Nalax
No-nonsense access log analytics experiment
Nalax provides minimal, privacy-preserving analytics based on webserver access logs, without retaining or cataloguing private user data.
Nalax aggregates the following data, and nothing more:
- timestamp
- URL (hostname and path, without parameters or query strings)
- HTTP method (get/post/etc)
- HTTP status (200, 404, etc)
- user country
- broad device categories:
- form factor (mobile or desktop)
- OS brand (Android, iOS, Linux, macOS, or Windows)
- browser brand (Chrome, Edge, Firefox, Safari)
- connection type (IPv4 or IPv6)
Any personally identifiable information (including IP address, OS or browser version, and user agent string) is immediately categorized, discarded, and never logged.

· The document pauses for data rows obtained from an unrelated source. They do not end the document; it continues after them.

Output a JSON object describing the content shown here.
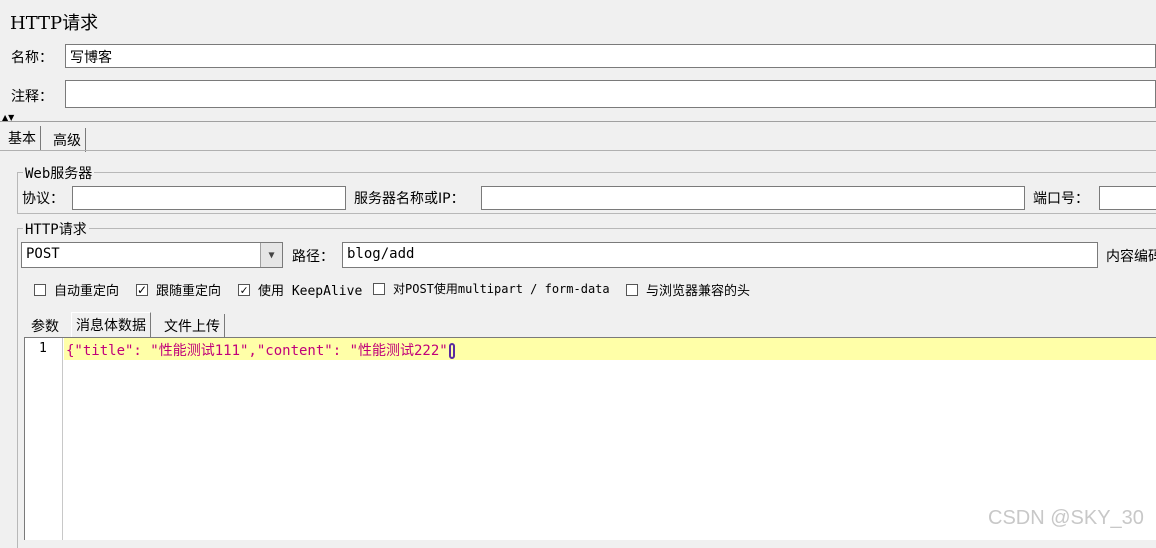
{
  "window": {
    "title": "HTTP请求"
  },
  "name_row": {
    "label": "名称：",
    "value": "写博客"
  },
  "comment_row": {
    "label": "注释：",
    "value": ""
  },
  "main_tabs": [
    {
      "label": "基本"
    },
    {
      "label": "高级"
    }
  ],
  "web_server": {
    "legend": "Web服务器",
    "protocol_label": "协议：",
    "protocol_value": "",
    "server_label": "服务器名称或IP：",
    "server_value": "",
    "port_label": "端口号：",
    "port_value": ""
  },
  "http_request": {
    "legend": "HTTP请求",
    "method": "POST",
    "path_label": "路径：",
    "path_value": "blog/add",
    "encoding_label": "内容编码"
  },
  "options": [
    {
      "label": "自动重定向",
      "checked": false
    },
    {
      "label": "跟随重定向",
      "checked": true
    },
    {
      "label": "使用 KeepAlive",
      "checked": true
    },
    {
      "label": "对POST使用multipart / form-data",
      "checked": false
    },
    {
      "label": "与浏览器兼容的头",
      "checked": false
    }
  ],
  "body_tabs": [
    {
      "label": "参数"
    },
    {
      "label": "消息体数据"
    },
    {
      "label": "文件上传"
    }
  ],
  "editor": {
    "line_number": "1",
    "code": "{\"title\": \"性能测试111\",\"content\": \"性能测试222\"",
    "code_end": "}"
  },
  "watermark": "CSDN @SKY_30",
  "colors": {
    "highlight": "#ffffa8",
    "code_text": "#c0007a"
  }
}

Note: Nalax cannot understand if URL paths contain PII, and assumes that PII will only be part of (discarded) query strings. It is up to the user to ensure that PII in URL paths are appropriately anonymized before ingesting into Nalax's database.
Install
$ pip install nalax
Nginx Logging
# nginx.conf
http {
log_format nalax escape=json '{'
'"time": "$time_iso8601", '
'"host": "$http_host", '
'"method": "$request_method", '
'"uri": "$request_uri", '
'"status": "$status", '
'"remote": "$remote_addr", '
'"agent": "$http_user_agent"'
'}';
access_log /opt/homebrew/var/log/nginx/access.nalax.json nalax;
}
License
nalax is copyright Amethyst Reese, and licensed under the MIT license.